Genomic profiling via liquid biopsy may provide a less invasive alternative to traditional tissue sampling for high-risk localized prostate cancer. This approach is particularly beneficial when tumor tissue is limited or of poor quality.
While liquid biopsies, which analyze circulating tumor DNA (ctDNA) in blood, are used for metastatic prostate cancer, their application in localized disease was uncertain due to typically low ctDNA levels.
A phase 2 study compared tissue- and plasma-based genomic profiling in patients with high-risk localized disease. Researchers analyzed DNA from tumor samples and plasma using advanced platforms.
The study found significantly higher success rates with liquid biopsies. Only 54.5% of tissue samples yielded usable genomic data, often due to insufficient DNA. In contrast, all 27 plasma samples were successfully sequenced.
Both methods identified a similar average of 3.5 genomic alterations per sample, including key genes like SPOP, ATRX, ATM, and ARID1B. Liquid-based profiling demonstrated superior depth and coverage, enabling detection of low-frequency mutations potentially missed by tissue analysis.
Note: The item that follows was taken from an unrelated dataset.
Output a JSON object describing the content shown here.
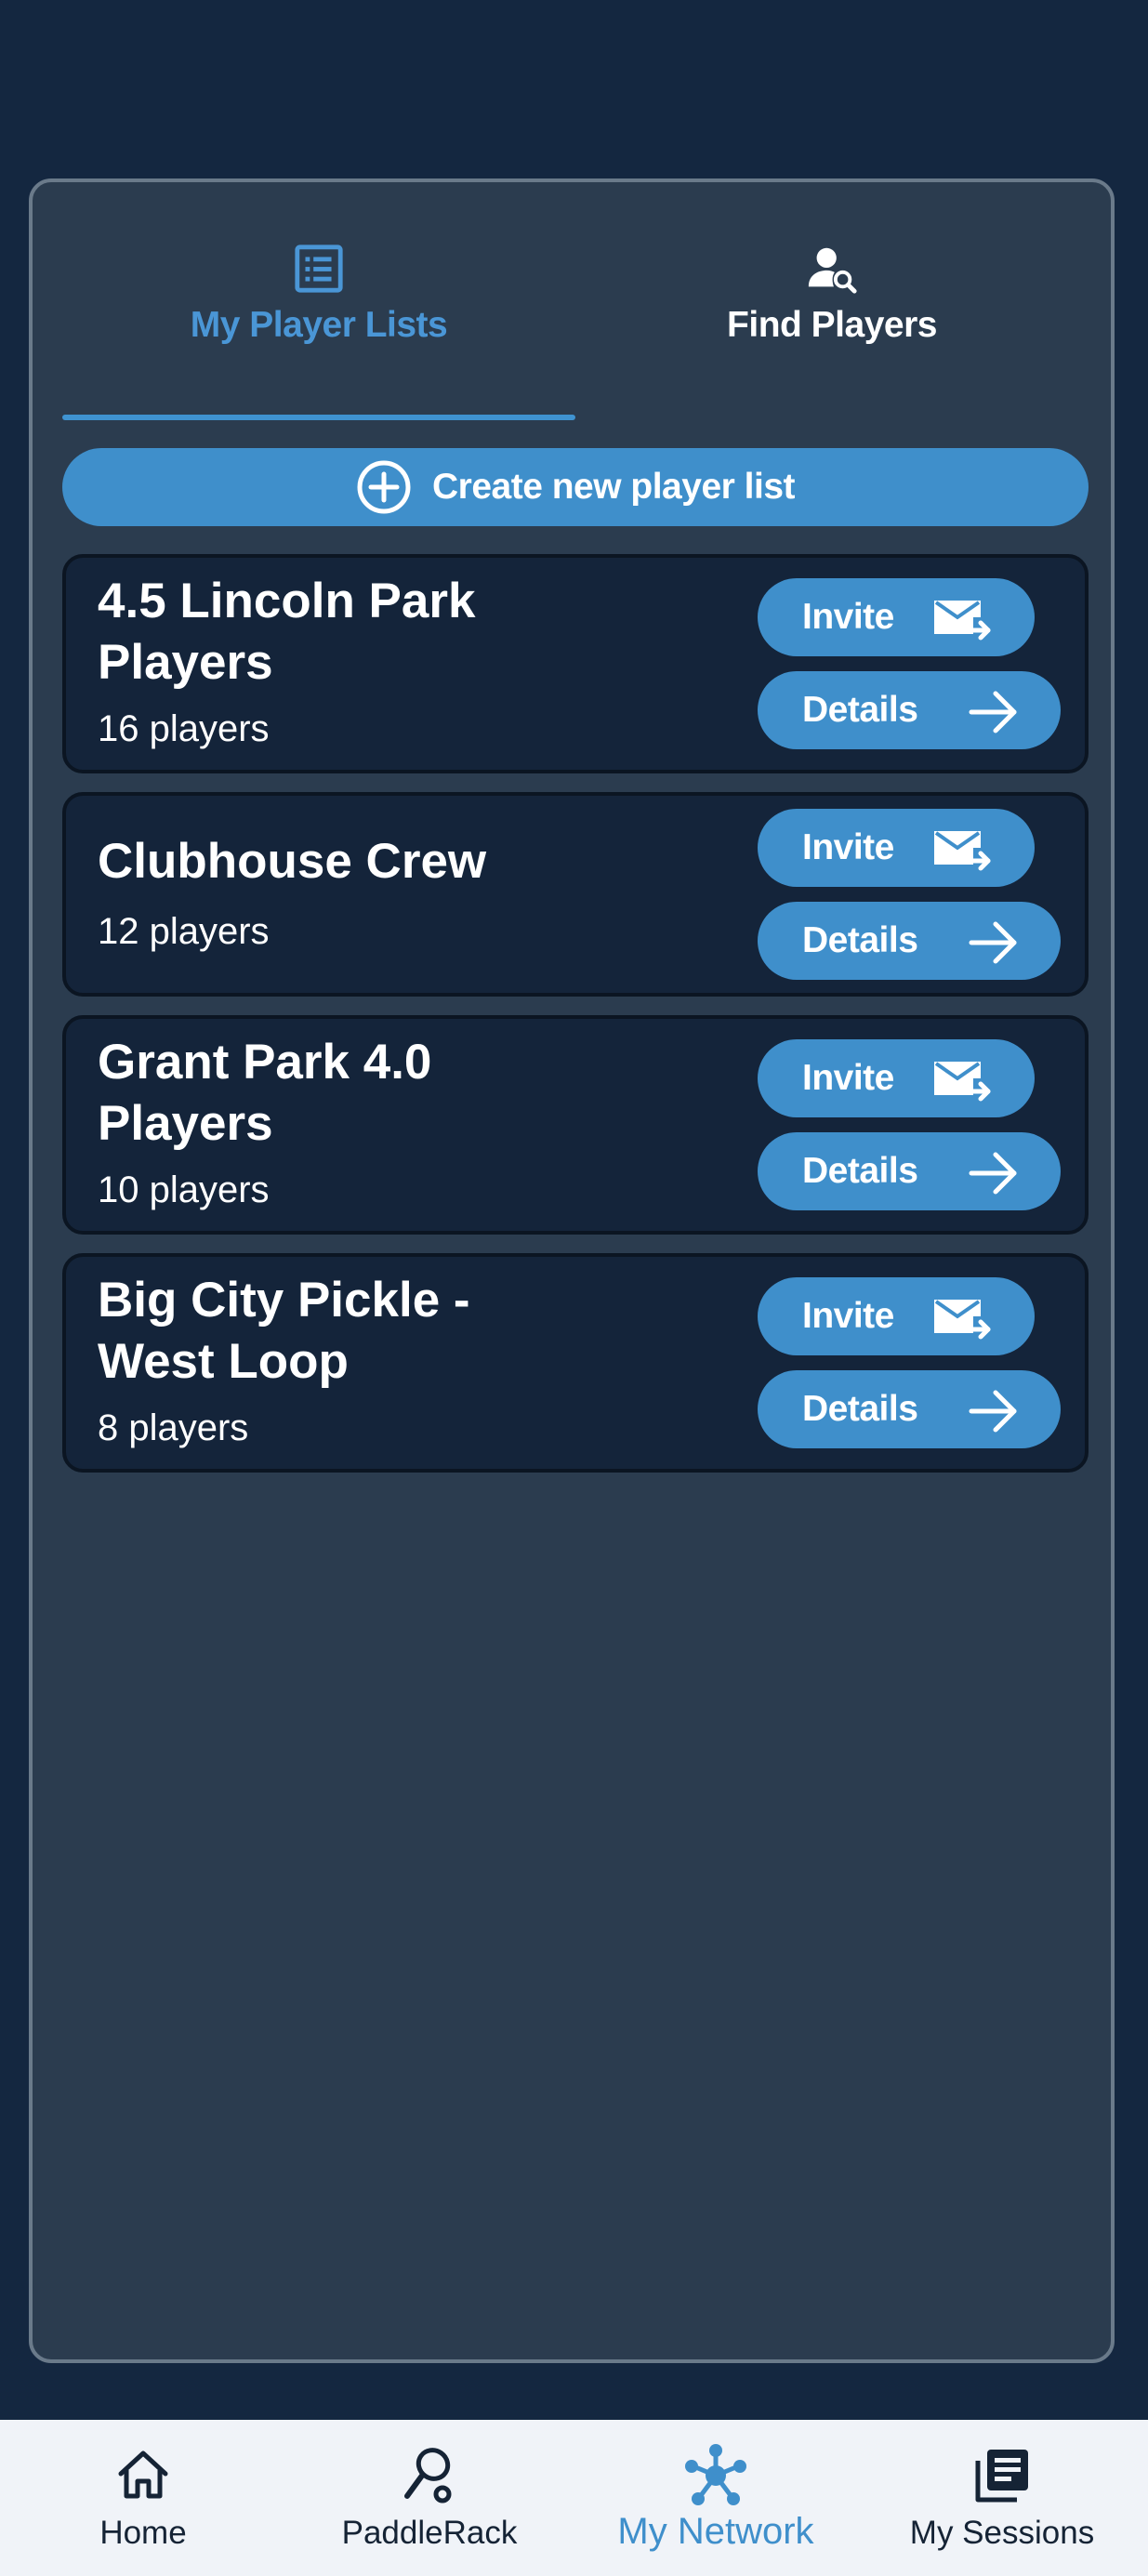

Direct comparison between matched tissue and plasma samples was limited. However, the study indicates liquid biopsy is feasible and technically robust for high-risk localized prostate cancer, potentially serving as a valuable complementary tool where tissue biopsies are inadequate.
Larger studies are needed to confirm concordance and integrate liquid biopsy findings into clinical decision-making for localized disease.